2. I got to compare speakers from the eastern and western extremities of the South/ Southern Midland border (from Oklahoma City and eastern Maryland, respectively). The Oklahoman sounded, for lack of a better word, twangy - I think this is due to a more advanced Southern Vowel Shift on her part. The Marylander, on the other hand, had the classic Mid-Atlantic fronted long /o/.

3. At one point I listened to three Inland Northern speakers talking - they were from southwest Michigan, Northern Illinois, and Chicago. Though I wouldn't swear to it, I believe that if I hadn't known who was from which place, but I had known that there was one speaker from each place, I would have known who was from where. And if you understood that beast of a sentence you deserve a prize.

I figured the best thing to read while traveling would be a book about traveling by a fun writer, so I chose Mark Twain's Innocents Abroad. I'm back home and not done with it yet - it's long and I'm a slow reader (which makes grad school ever so fun), but I like it a lot, though parts of it are either too staid or too over the top, and other parts are fairly offensive by contemporary standards.

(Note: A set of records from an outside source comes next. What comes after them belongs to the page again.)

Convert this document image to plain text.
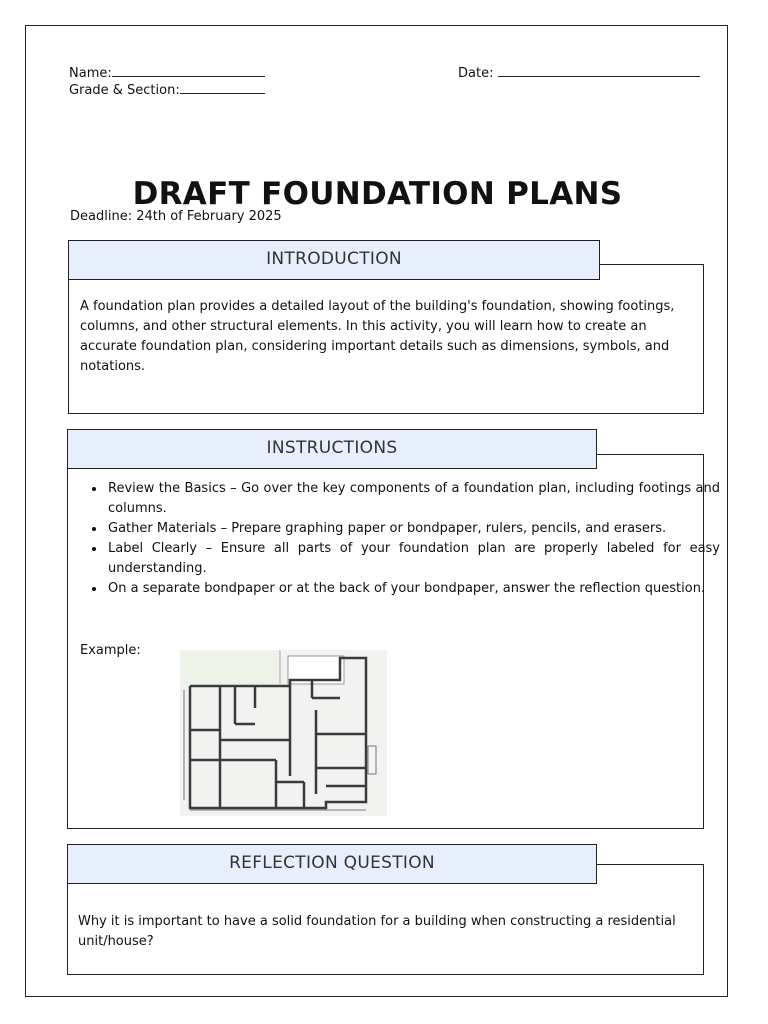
Name:
Grade & Section:
Date:
DRAFT FOUNDATION PLANS
Deadline: 24th of February 2025
INTRODUCTION
A foundation plan provides a detailed layout of the building's foundation, showing footings, columns, and other structural elements. In this activity, you will learn how to create an accurate foundation plan, considering important details such as dimensions, symbols, and notations.
INSTRUCTIONS
• Review the Basics – Go over the key components of a foundation plan, including footings and columns.
• Gather Materials – Prepare graphing paper or bondpaper, rulers, pencils, and erasers.
• Label Clearly – Ensure all parts of your foundation plan are properly labeled for easy understanding.
• On a separate bondpaper or at the back of your bondpaper, answer the reflection question.
Example:
REFLECTION QUESTION
Why it is important to have a solid foundation for a building when constructing a residential unit/house?
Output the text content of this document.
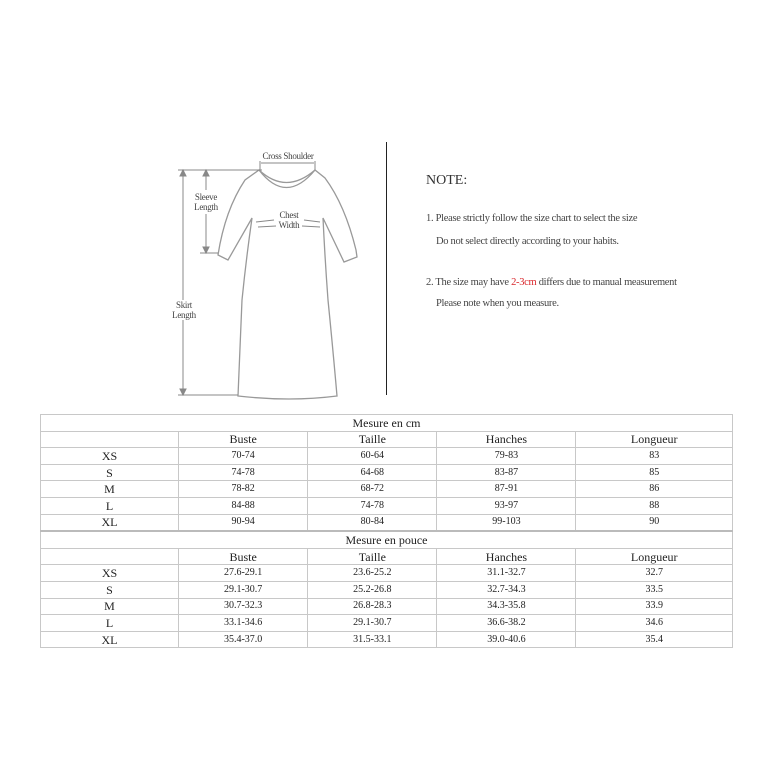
Cross Shoulder
Sleeve
Length
Chest
Width
Skirt
Length
NOTE:
1. Please strictly follow the size chart to select the size
Do not select directly according to your habits.
2. The size may have 2-3cm differs due to manual measurement
Please note when you measure.
Mesure en cm				
	Buste	Taille	Hanches	Longueur
XS	70-74	60-64	79-83	83
S	74-78	64-68	83-87	85
M	78-82	68-72	87-91	86
L	84-88	74-78	93-97	88
XL	90-94	80-84	99-103	90
Mesure en pouce				
	Buste	Taille	Hanches	Longueur
XS	27.6-29.1	23.6-25.2	31.1-32.7	32.7
S	29.1-30.7	25.2-26.8	32.7-34.3	33.5
M	30.7-32.3	26.8-28.3	34.3-35.8	33.9
L	33.1-34.6	29.1-30.7	36.6-38.2	34.6
XL	35.4-37.0	31.5-33.1	39.0-40.6	35.4
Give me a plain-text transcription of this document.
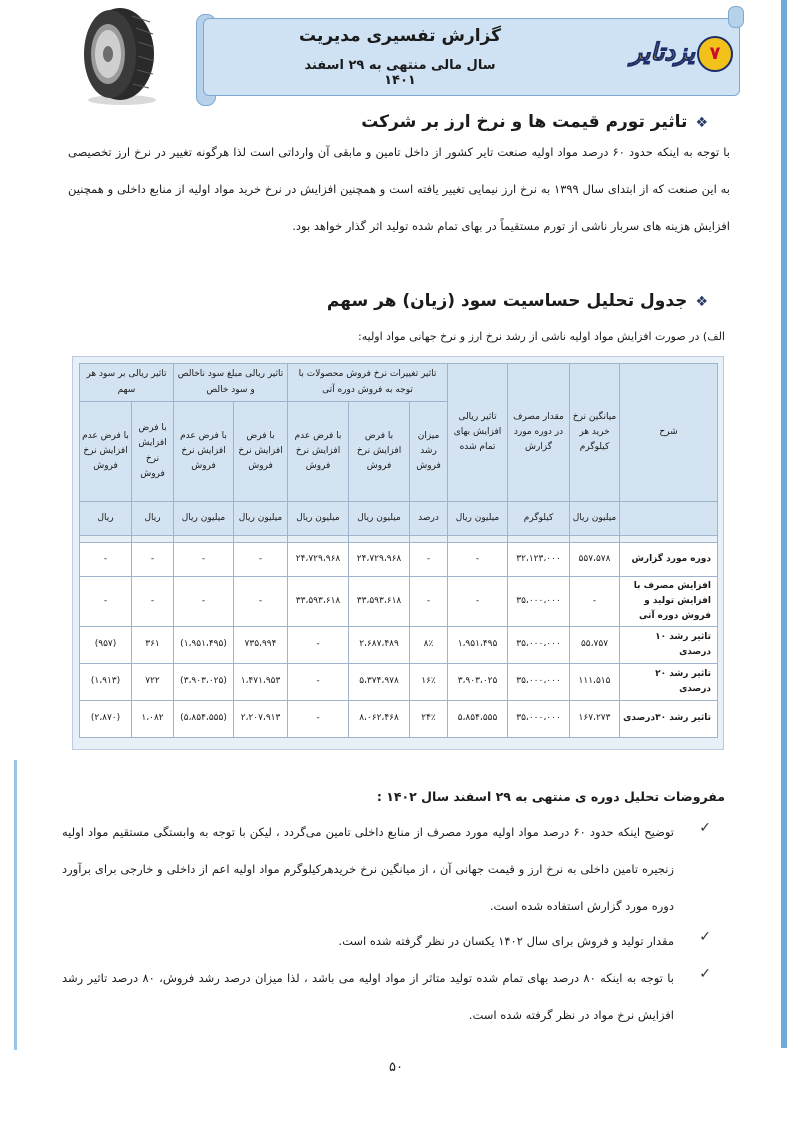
گزارش تفسیری مدیریت
سال مالی منتهی به ۲۹ اسفند ۱۴۰۱
۷
یزدتایر
❖تاثیر تورم قیمت ها و نرخ ارز بر شرکت
با توجه به اینکه حدود ۶۰ درصد مواد اولیه صنعت تایر کشور از داخل تامین و مابقی آن وارداتی است لذا هرگونه تغییر در نرخ ارز تخصیصی به این صنعت که از ابتدای سال ۱۳۹۹ به نرخ ارز نیمایی تغییر یافته است و همچنین افزایش در نرخ خرید مواد اولیه از منابع داخلی و همچنین افزایش هزینه های سربار ناشی از تورم مستقیماً در بهای تمام شده تولید اثر گذار خواهد بود.
❖جدول تحلیل حساسیت سود (زیان) هر سهم
الف) در صورت افزایش مواد اولیه ناشی از رشد نرخ ارز و نرخ جهانی مواد اولیه:
شرح	میانگین نرخ خرید هر کیلوگرم	مقدار مصرف در دوره مورد گزارش	تاثیر ریالی افزایش بهای تمام شده	تاثیر تغییرات نرخ فروش محصولات با توجه به فروش دوره آتی			تاثیر ریالی مبلغ سود ناخالص و سود خالص		تاثیر ریالی بر سود هر سهم	
				میزان رشد فروش	با فرض افزایش نرخ فروش	با فرض عدم افزایش نرخ فروش	با فرض افزایش نرخ فروش	با فرض عدم افزایش نرخ فروش	با فرض افزایش نرخ فروش	با فرض عدم افزایش نرخ فروش
	میلیون ریال	کیلوگرم	میلیون ریال	درصد	میلیون ریال	میلیون ریال	میلیون ریال	میلیون ریال	ریال	ریال

دوره مورد گزارش	۵۵۷،۵۷۸	۳۲،۱۲۳،۰۰۰	-	-	۲۴،۷۲۹،۹۶۸	۲۴،۷۲۹،۹۶۸	-	-	-	-
افزایش مصرف با افزایش تولید و فروش دوره آتی	-	۳۵،۰۰۰،۰۰۰	-	-	۳۳،۵۹۳،۶۱۸	۳۳،۵۹۳،۶۱۸	-	-	-	-
تاثیر رشد ۱۰ درصدی	۵۵،۷۵۷	۳۵،۰۰۰،۰۰۰	۱،۹۵۱،۴۹۵	۸٪	۲،۶۸۷،۴۸۹	-	۷۳۵،۹۹۴	(۱،۹۵۱،۴۹۵)	۳۶۱	(۹۵۷)
تاثیر رشد ۲۰ درصدی	۱۱۱،۵۱۵	۳۵،۰۰۰،۰۰۰	۳،۹۰۳،۰۲۵	۱۶٪	۵،۳۷۴،۹۷۸	-	۱،۴۷۱،۹۵۳	(۳،۹۰۳،۰۲۵)	۷۲۲	(۱،۹۱۳)
تاثیر رشد ۳۰درصدی	۱۶۷،۲۷۳	۳۵،۰۰۰،۰۰۰	۵،۸۵۴،۵۵۵	۲۴٪	۸،۰۶۲،۴۶۸	-	۲،۲۰۷،۹۱۳	(۵،۸۵۴،۵۵۵)	۱،۰۸۲	(۲،۸۷۰)
مفروضات تحلیل دوره ی منتهی به ۲۹ اسفند سال ۱۴۰۲ :
✓
توضیح اینکه حدود ۶۰ درصد مواد اولیه مورد مصرف از منابع داخلی تامین می‌گردد ، لیکن با توجه به وابستگی مستقیم مواد اولیه زنجیره تامین داخلی به نرخ ارز و قیمت جهانی آن ، از میانگین نرخ خریدهرکیلوگرم مواد اولیه اعم از داخلی و خارجی برای برآورد دوره مورد گزارش استفاده شده است.
✓
مقدار تولید و فروش برای سال ۱۴۰۲ یکسان در نظر گرفته شده است.
✓
با توجه به اینکه ۸۰ درصد بهای تمام شده تولید متاثر از مواد اولیه می باشد ، لذا میزان درصد رشد فروش، ۸۰ درصد تاثیر رشد افزایش نرخ مواد در نظر گرفته شده است.
۵۰
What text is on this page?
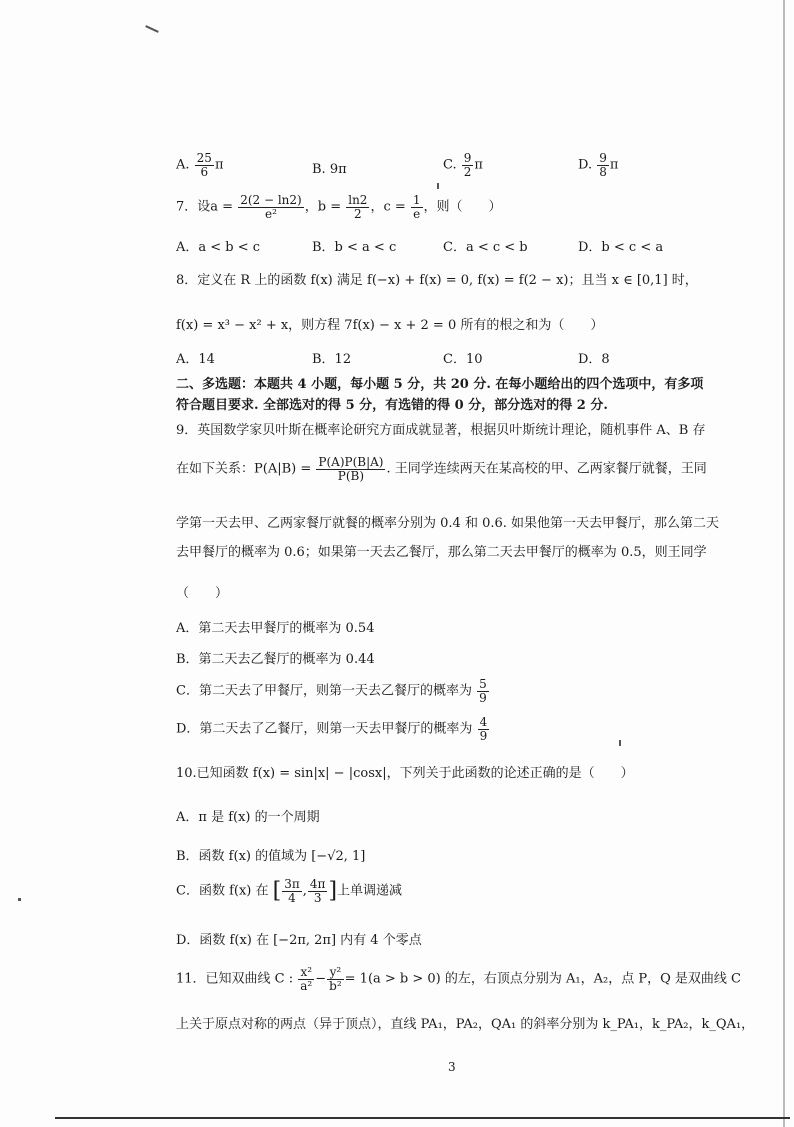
A. $\frac{25}{6}$ π	B. 9π	C. $\frac{9}{2}$ π	D. $\frac{9}{8}$ π
7．设$a = \frac{2(2 - \ln 2)}{\text{e²}}$ ，$b = \frac{\ln 2}{2}$ ，$c = \frac{1}{e}$ ，则（　　）
A．a < b < c	B．b < a < c	C．a < c < b	D．b < c < a
8．定义在 R 上的函数 f(x) 满足 f(−x) + f(x) = 0, f(x) = f(2 − x)；且当 x ∈ [0,1] 时，
f(x) = x³ − x² + x，则方程 7f(x) − x + 2 = 0 所有的根之和为（　　）
A．14	B．12	C．10	D．8
二、多选题：本题共 4 小题，每小题 5 分，共 20 分. 在每小题给出的四个选项中，有多项
符合题目要求. 全部选对的得 5 分，有选错的得 0 分，部分选对的得 2 分.
9．英国数学家贝叶斯在概率论研究方面成就显著，根据贝叶斯统计理论，随机事件 A、B 存
在如下关系：$P(A|B) = \frac{P(A)P(B|A)}{P(B)}$ . 王同学连续两天在某高校的甲、乙两家餐厅就餐，王同
学第一天去甲、乙两家餐厅就餐的概率分别为 0.4 和 0.6. 如果他第一天去甲餐厅，那么第二天
去甲餐厅的概率为 0.6；如果第一天去乙餐厅，那么第二天去甲餐厅的概率为 0.5，则王同学
（　　）
A．第二天去甲餐厅的概率为 0.54
B．第二天去乙餐厅的概率为 0.44
C．第二天去了甲餐厅，则第一天去乙餐厅的概率为 $\frac{5}{9}$
D．第二天去了乙餐厅，则第一天去甲餐厅的概率为 $\frac{4}{9}$
10.已知函数 f(x) = sin|x| − |cosx|，下列关于此函数的论述正确的是（　　）
A．π 是 f(x) 的一个周期
B．函数 f(x) 的值域为 [−√2, 1]
C．函数 f(x) 在 [ $\frac{3\pi}{4}$ , $\frac{4\pi}{3}$ ]上单调递减
D．函数 f(x) 在 [−2π, 2π] 内有 4 个零点
11．已知双曲线 C : $\frac{\text{x²}}{\text{a²}} - \frac{\text{y²}}{\text{b²}} = 1(a > b > 0)$ 的左，右顶点分别为 A₁，A₂，点 P，Q 是双曲线 C
上关于原点对称的两点（异于顶点），直线 PA₁，PA₂，QA₁ 的斜率分别为 k_PA₁，k_PA₂，k_QA₁，
3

Oh well - despite his bigoted asides, he clearly believed in the common humanity of, umm, humanity.

I am particularly interested in attempts by writers to relate and locate America and Europe conceptually (this is my area of research), and Twain's portrait of Europe can be summarized thusly:

1. They don't speak English very well over there.
2. They don't use soap, either.
3. The buildings might have been nice once, but now they're old and falling apart.
4. Catholicism is silly and superstitious.
5. European governments are corrupt and oppressive, and have always been so.

I'll reserve judgement on #4 for fear of repeating the Scientology controversy, but I'll say that the rest of these points are all much less true nowadays than they were then.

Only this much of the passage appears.